François, il ne les écoutait plus. Il avait sorti ses cahiers de son cartable pour repasser ses leçons avant la classe, et ça nous a surpris parce que d’habitude, il n’y a qu’Alain qui fait ça, alors que François, c’est lui qui raconte des histoires, qui imite les copains et qui fait le plus de blagues, même que pour Noël, il a eu un livre rouge où il y en a des tas comme Monsieur et madame ont un fils, ou des histoires de Belges et d’Américains qui prennent l’avion ensemble avec un seul parachute. Avant, il nous en disait une tous les jours, surtout celle où la petite souris avait été malade.

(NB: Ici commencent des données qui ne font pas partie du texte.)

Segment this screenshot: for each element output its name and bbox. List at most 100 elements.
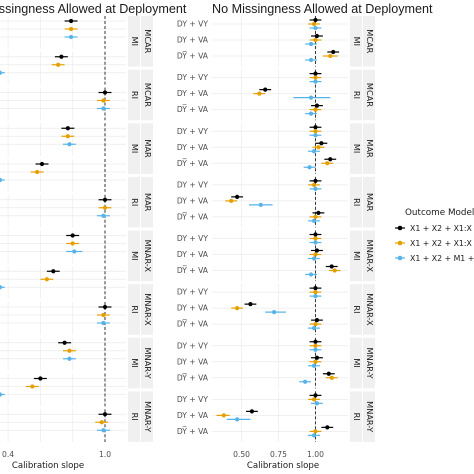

Quand Nicolas est passé derrière lui pour lui faire les oreilles d’âne, ça n’a pas eu l’air de le faire rire, et il n’a même pas essayé de lui faire un croche-patte. Quand Ségolène a proposé de jouer à Grand-mère que veux-tu, il a haussé les épaules pour aller s’asseoir sur les marches du perron qui donne dans le bureau de M. le directeur et lire son livre de géographie. Quand la cloche a sonné, il s’est tout de suite mis en rang et il a été le premier à aller s’asseoir à sa place pendant qu’on jouait à Tarzan et Jane dans le couloir en s’accrochant aux tabliers accrochés au portemanteau. Dans la classe, quand Dominique a lancé une boulette de papier sur Nicolas et qu’elle est arrivée dans l’œil de Rachida, même qu’elle a crié très fort et que la maîtresse s’est fâchée tout rouge, il n’a même pas tourné la tête. Quand la maîtresse nous a parlé d’un lac qui était au Pérou et qui s’appelait Pipicaca, et qu’on a rigolé en se cachant derrière nos pupitres, même qu’elle s’est demandée quand est-ce qu’on allait un peu mûrir parce que c’était lamentable qu’on en soit encore là, il nous a regardés d’un air sévère comme s’il avait honte d’être avec nous.
Après, il a levé le doigt à toutes les questions. Il répondait plus vite qu’Alain, c’était terrible, et il savait par cœur les animaux malades de la peste, la hauteur du mont Gerbier de Jonc et les affluents de la Garonne.